Da der Ausgabe der Beschwerdeführerin ein Gegenwert in Form des Ergometers gegenüberstehe, sei keine Vermögensminderung sondern eine bloße Vermögensumschichtung eingetreten. Da es sich bei einem Ergometer auch nicht um ein Wirtschaftsgut handle, dass nur für den eigenen persönlichen Gebrauch angeschafft werde und grundsätzlich für jemand anderen keinen Nutzen habe, wie z.B. Prothesen, Brillen, Hörhilfen bzw. solche Wirtschaftsgüter, die wegen ihrer spezifischen Beschaffenheit nur für Behinderte verwendet werden könnten (wie etwa Rollstühle), liege schon mangels einer vermögensvermindernden Ausgabe keine außergewöhnliche Belastung vor.
Es sei unbestritten und offenkundig ist, dass die Beschwerdeführerin den Hometrainer - wie in der Beschwerde ausgeführt - verwende. Auch bei einem Behinderten seien die Kosten für die Anschaffung eines Hometrainers allerdings keine außergewöhnliche Belastung, selbst wenn die Benützung dieses Hometrainers auf Anraten eines Arztes erfolge. Der Hometrainer stelle nämlich ein auch für andere Personen nutzbares Wirtschaftsgut dar. Da zahlreiche Personen derartige Geräte etwa zur Erhaltung oder Erlangung allgemeiner Fitness, aus Trainingsgründen oder auch aus medizinischen Gründen (etwa zur Vermeidung oder Beseitigung von Übergewicht) verwenden würden, mangle es auch am Merkmal der Außergewöhnlichkeit.

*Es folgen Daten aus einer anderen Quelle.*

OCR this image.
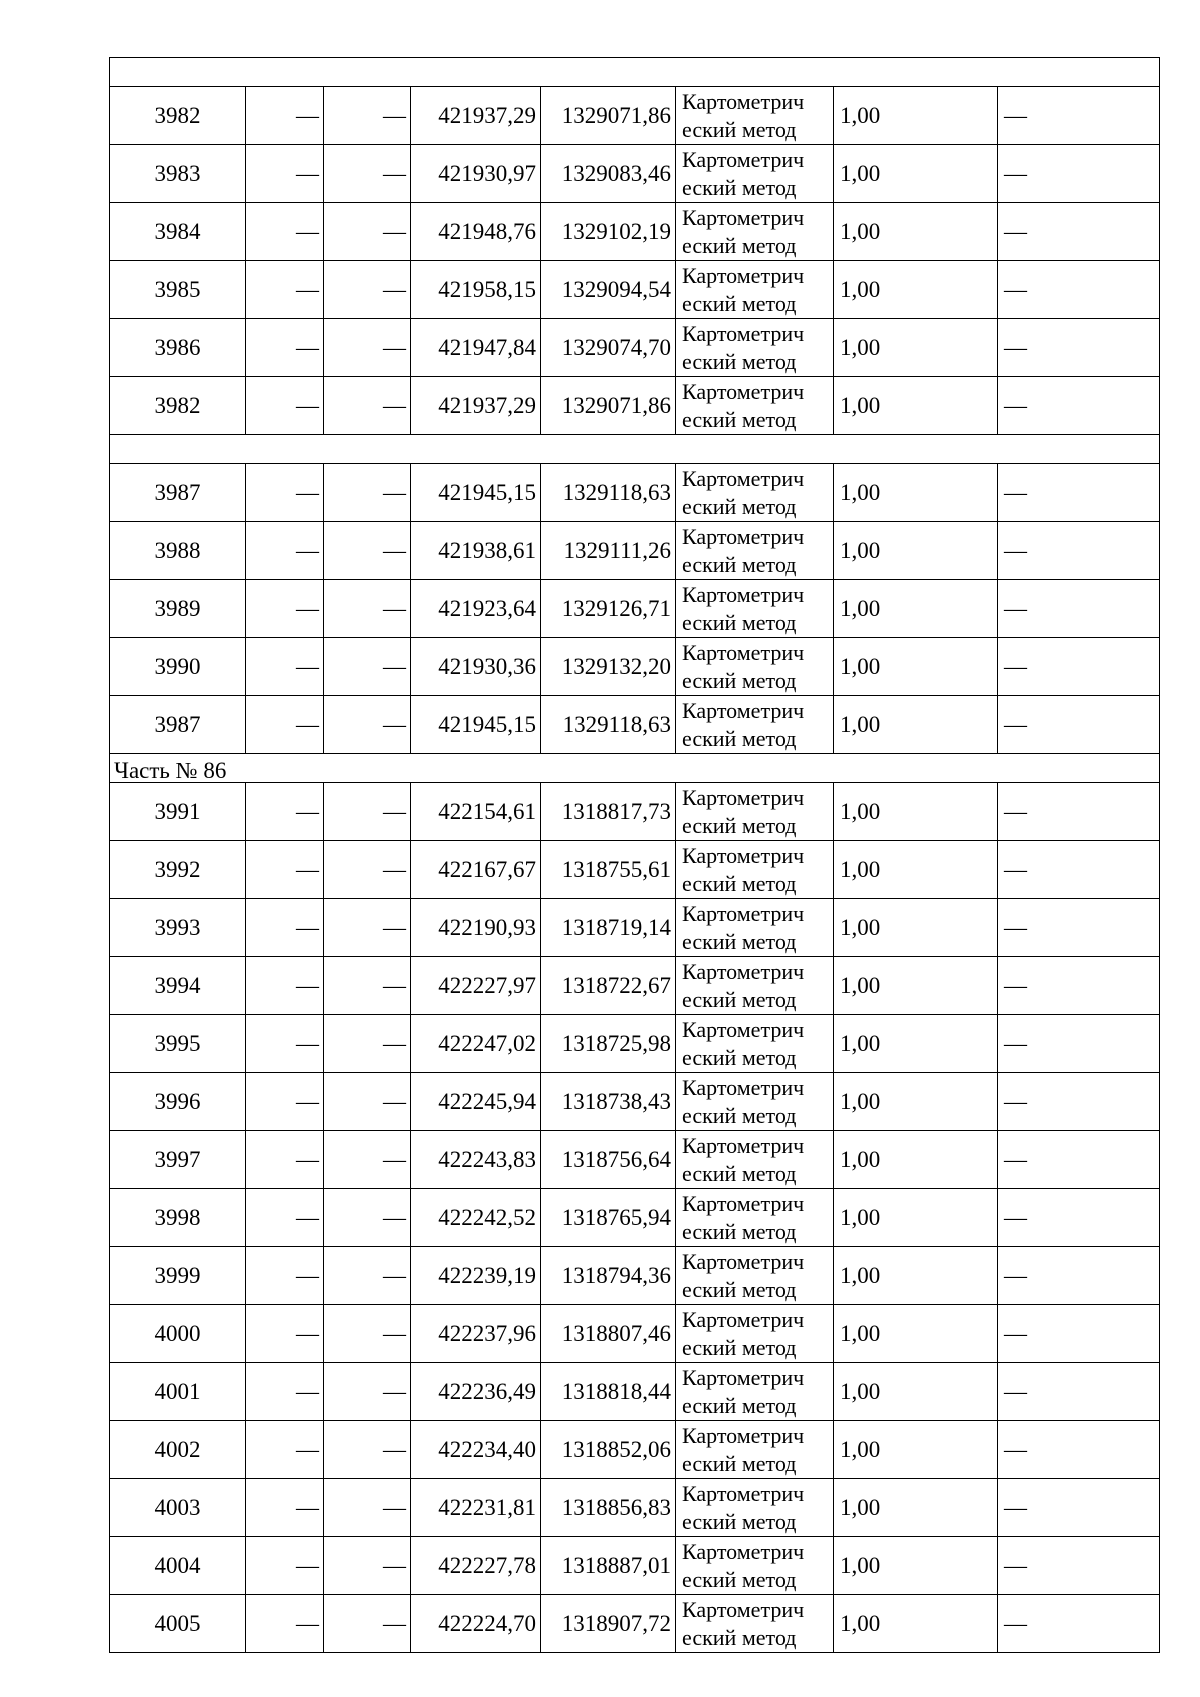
3982	—	—	421937,29	1329071,86	Картометрич еский метод	1,00	—
3983	—	—	421930,97	1329083,46	Картометрич еский метод	1,00	—
3984	—	—	421948,76	1329102,19	Картометрич еский метод	1,00	—
3985	—	—	421958,15	1329094,54	Картометрич еский метод	1,00	—
3986	—	—	421947,84	1329074,70	Картометрич еский метод	1,00	—
3982	—	—	421937,29	1329071,86	Картометрич еский метод	1,00	—

3987	—	—	421945,15	1329118,63	Картометрич еский метод	1,00	—
3988	—	—	421938,61	1329111,26	Картометрич еский метод	1,00	—
3989	—	—	421923,64	1329126,71	Картометрич еский метод	1,00	—
3990	—	—	421930,36	1329132,20	Картометрич еский метод	1,00	—
3987	—	—	421945,15	1329118,63	Картометрич еский метод	1,00	—
Часть № 86							
3991	—	—	422154,61	1318817,73	Картометрич еский метод	1,00	—
3992	—	—	422167,67	1318755,61	Картометрич еский метод	1,00	—
3993	—	—	422190,93	1318719,14	Картометрич еский метод	1,00	—
3994	—	—	422227,97	1318722,67	Картометрич еский метод	1,00	—
3995	—	—	422247,02	1318725,98	Картометрич еский метод	1,00	—
3996	—	—	422245,94	1318738,43	Картометрич еский метод	1,00	—
3997	—	—	422243,83	1318756,64	Картометрич еский метод	1,00	—
3998	—	—	422242,52	1318765,94	Картометрич еский метод	1,00	—
3999	—	—	422239,19	1318794,36	Картометрич еский метод	1,00	—
4000	—	—	422237,96	1318807,46	Картометрич еский метод	1,00	—
4001	—	—	422236,49	1318818,44	Картометрич еский метод	1,00	—
4002	—	—	422234,40	1318852,06	Картометрич еский метод	1,00	—
4003	—	—	422231,81	1318856,83	Картометрич еский метод	1,00	—
4004	—	—	422227,78	1318887,01	Картометрич еский метод	1,00	—
4005	—	—	422224,70	1318907,72	Картометрич еский метод	1,00	—
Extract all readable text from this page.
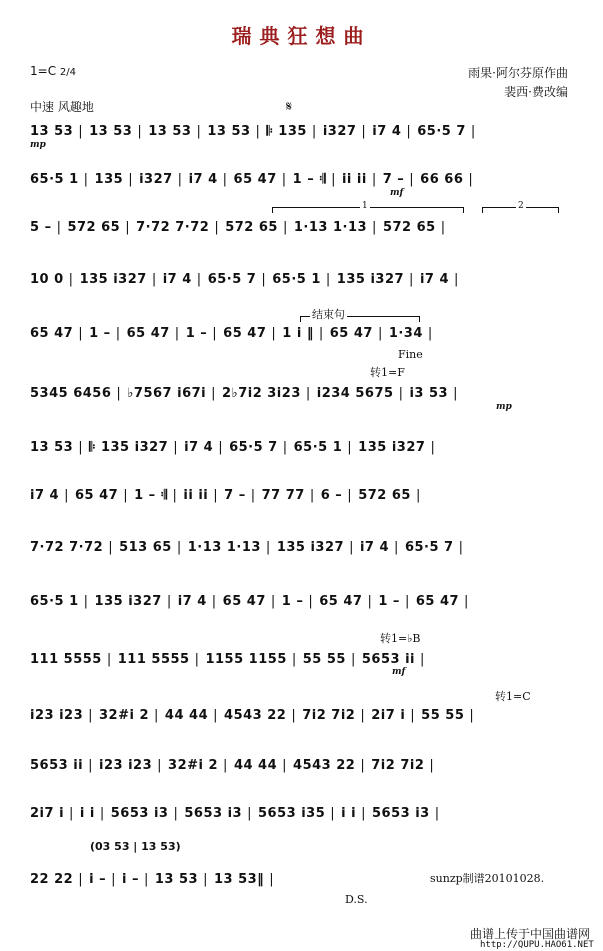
瑞典狂想曲
1=C 2/4	雨果·阿尔芬原作曲
裴西·费改编
中速 风趣地	𝄋
13 53 | 13 53 | 13 53 | 13 53 | 𝄆 135 | i327 | i7 4 | 65·5 7 |
65·5 1 | 135 | i327 | i7 4 | 65 47 | 1 – 𝄇 | ii ii | 7 – | 66 66 |
5 – | 572 65 | 7·72 7·72 | 572 65 | 1·13 1·13 | 572 65 |
10 0 | 135 i327 | i7 4 | 65·5 7 | 65·5 1 | 135 i327 | i7 4 |
65 47 | 1 – | 65 47 | 1 – | 65 47 | 1 i ‖ | 65 47 | 1·34 |
5345 6456 | ♭7567 i67i | 2♭7i2 3i23 | i234 5675 | i3 53 |
13 53 | 𝄆 135 i327 | i7 4 | 65·5 7 | 65·5 1 | 135 i327 |
i7 4 | 65 47 | 1 – 𝄇 | ii ii | 7 – | 77 77 | 6 – | 572 65 |
7·72 7·72 | 513 65 | 1·13 1·13 | 135 i327 | i7 4 | 65·5 7 |
65·5 1 | 135 i327 | i7 4 | 65 47 | 1 – | 65 47 | 1 – | 65 47 |
111 5555 | 111 5555 | 1155 1155 | 55 55 | 5653 ii |
i23 i23 | 32#i 2 | 44 44 | 4543 22 | 7i2 7i2 | 2i7 i | 55 55 |
5653 ii | i23 i23 | 32#i 2 | 44 44 | 4543 22 | 7i2 7i2 |
2i7 i | i i | 5653 i3 | 5653 i3 | 5653 i35 | i i | 5653 i3 |
22 22 | i – | i – | 13 53 | 13 53‖ |
mp
mf
1	2
结束句
Fine
转1=F
mp
转1=♭B
mf
转1=C
(03 53 | 13 53)
sunzp制谱20101028.
D.S.
曲谱上传于中国曲谱网
http://QUPU.HAO61.NET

II. Das Bundesfinanzgericht hat erwogen:
1. Sachverhalt
Bei der Beschwerdeführerin wurde infolge einer Krebserkrankung im Magen-/Darmbereich der Grad ihrer Behinderung mit 80 % festgesetzt. Aufgrund ihrer Behinderung entstanden der Beschwerdeführerin außergewöhnliche Belastungen. Da sie nach einer Radiochemotherapie wegen dieser Krebserkrankung an einer sekundären Osteoporose mit Insuffizienzfrakturen leidet, verordnete ihr ihre Wahlärztin für Allgemeinmedizin am ein Ergometer zur "Remobilisierung nach Ruhigstellung bei Insuffizienzfrakturen bei sekundärer Osteoporose" . Die Beschwerdeführerin erwarb am ein ***Ergometer*** um einen Kaufpreis in Höhe von 2.249,00 Euro. Dabei handelt es sich um ein gewöhnliches Fitnessgerät, für das auch keine Ersatzleistung der Aufwendungen durch einen Sozialversicherungsträger übernommen wurde.
In ihrer Erklärung zur Arbeitnehmerveranlagung beantragte die Beschwerdeführerin Kosten der Abschreibung für Abnutzung in Höhe von 749,67 Euro, was einer von ihr angenommenen Nutzungsdauer von drei Jahren entspricht.
2. Beweiswürdigung
Der festgestellte Sachverhalt ergibt sich aus den von der Beschwerdeführerin vorgelegten Unterlagen sowie folgender Beweiswürdigung:
Die ***Sportfachgeschäft***, in deren Fachgeschäft das Ergometer von der Beschwerdeführerin gekauft wurde, bewirbt dieses Gerät folgendermaßen:
"Ergometer sind zu Recht so beliebte Fitnessgeräte: Das Training ist besonders einfach, es ist komfortabel und gelenkschonend und die Geräte sind sehr platzsparend. Ergometertraining funktioniert im Prinzip wie Fahrradfahren, zunächst wird der Sattel richtig eingestellt, dann aufgesessen und in die Pedale getreten - je nach Ausstattung des Fahrradergometers lassen sich nun noch verschiedene Programme einstellen oder die Sitzposition ändern. Ergometer richten sich an eine breite Zielgruppe an Heimsportlern: Sie eignen sich zum Abnehmen genauso gut wie zum Verbessern der Kondition oder der Spitzengeschwindigkeit. Dank des gelenkschonenden Rundlaufs und des fein einstellbaren Widerstands sind sie auch nach Verletzungen oder Phasen längeren Sportverzichts perfekt für den Wiedereinstieg ins Training geeignet."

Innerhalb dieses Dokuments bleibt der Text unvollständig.